Judaism gives us the words to welcome so many firsts. We have a blessing to say when we awaken and begin each day (the Modeh/Modah Ani), a blessing to thank G-d the first time we use something new, do something for the first time or welcome the first night of a holiday (the Shehechyanu) and a blessing to recite upon seeing the blossoms of spring for the first time, among myriad others. I always wished there were words to honor the last time we did something—like the last day of classes, the last day in our home before moving or the last day of a long-term project.
After pondering this each time I ended something, I realized that the Shehechyanu is perfect for this, too. Every time we end anything, we are, at the very same moment, beginning something new. And this is why I am offering the Shehechyanu today, as this message will be my last.

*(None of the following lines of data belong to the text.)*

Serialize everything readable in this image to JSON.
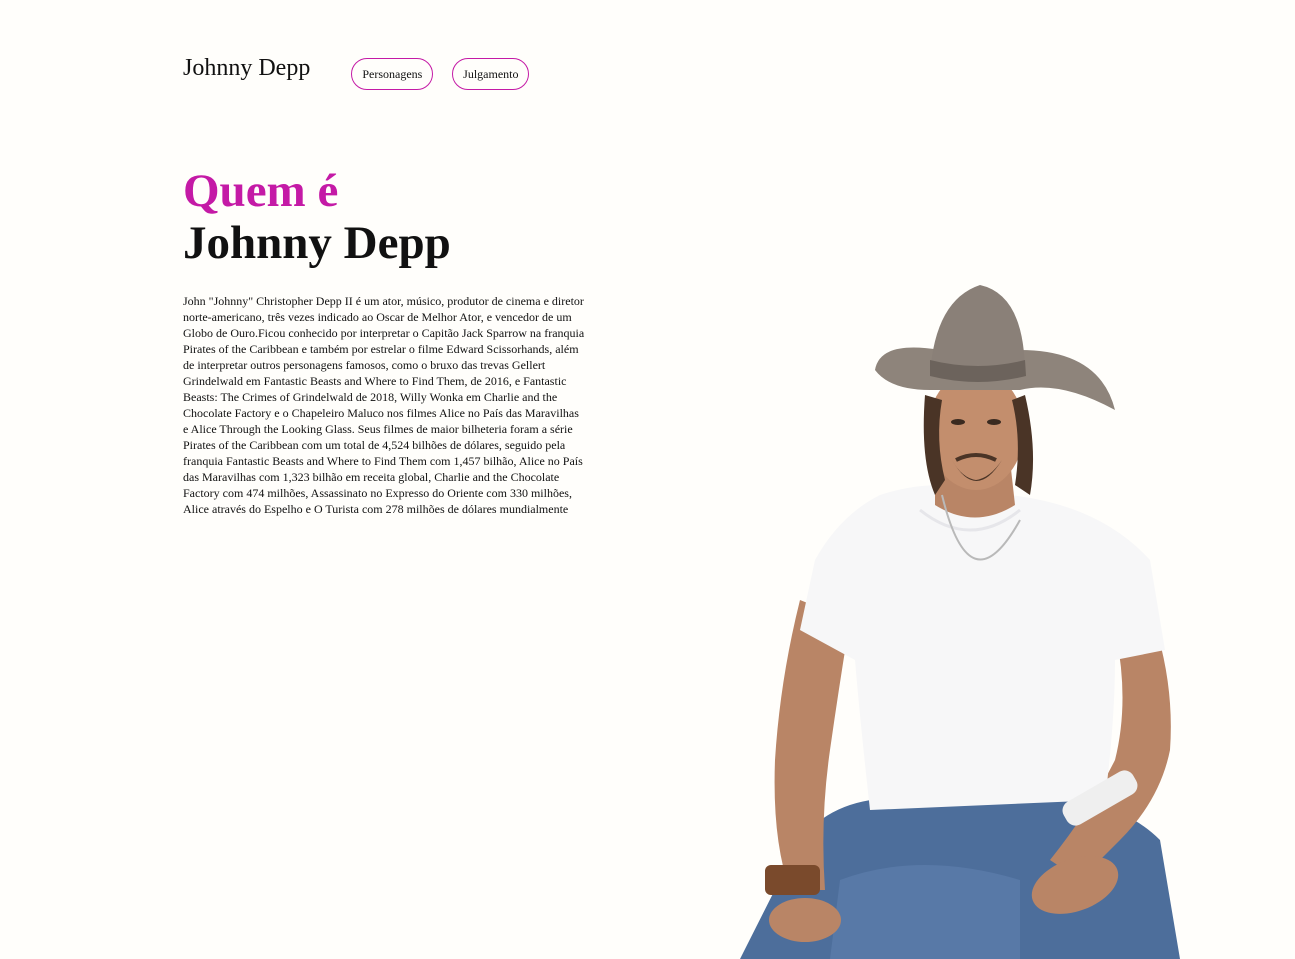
{
  "header": {
    "brand": "Johnny Depp",
    "nav": [
      {
        "label": "Personagens"
      },
      {
        "label": "Julgamento"
      }
    ]
  },
  "hero": {
    "title_line1": "Quem é",
    "title_line2": "Johnny Depp",
    "bio": "John \"Johnny\" Christopher Depp II é um ator, músico, produtor de cinema e diretor norte-americano, três vezes indicado ao Oscar de Melhor Ator, e vencedor de um Globo de Ouro.Ficou conhecido por interpretar o Capitão Jack Sparrow na franquia Pirates of the Caribbean e também por estrelar o filme Edward Scissorhands, além de interpretar outros personagens famosos, como o bruxo das trevas Gellert Grindelwald em Fantastic Beasts and Where to Find Them, de 2016, e Fantastic Beasts: The Crimes of Grindelwald de 2018, Willy Wonka em Charlie and the Chocolate Factory e o Chapeleiro Maluco nos filmes Alice no País das Maravilhas e Alice Through the Looking Glass. Seus filmes de maior bilheteria foram a série Pirates of the Caribbean com um total de 4,524 bilhões de dólares, seguido pela franquia Fantastic Beasts and Where to Find Them com 1,457 bilhão, Alice no País das Maravilhas com 1,323 bilhão em receita global, Charlie and the Chocolate Factory com 474 milhões, Assassinato no Expresso do Oriente com 330 milhões, Alice através do Espelho e O Turista com 278 milhões de dólares mundialmente"
  },
  "colors": {
    "accent": "#c41aa6",
    "background": "#fffefb",
    "text": "#111111"
  }
}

My years as rabbi of the MLJC have been some of my very happiest and most meaningful. You, the membership, have become family and I truly hope our paths continue to cross in so many of the ways they have to date--and in new ones, too.
I wish all of the grandmas and grandpas continued nachas with your grandchildren. I hope all of the parents whose children I had the privilege to name over the years continue to know the pride and joy that comes from doing just what you’ve been doing. I hope the young adults who ascended the bima as you became b’nei mitzvah continue, not only your studies, but your commitment to tikkun olam and that you continue working toward repairing our world. I hope the students within our community - and that means all of us - continue cultivating your love of learning and continue teaching your teachers as you have taught me. I wish the Board of Directors and all future Board members godspeed in the sacred work of leading our community and I thank, again, all those who came before to lead us to this moment and the preservation of a Jewish community right here in the foothills.
It has been an honor to be part of you as you have become an indelible part of me. I truly have no words with which to say good-bye, so I won’t. Instead, I’ll just say the Shehechyanu, thanking G-d for giving us life, sustaining us and for allowing us to have arrived at this moment. I will never forget you.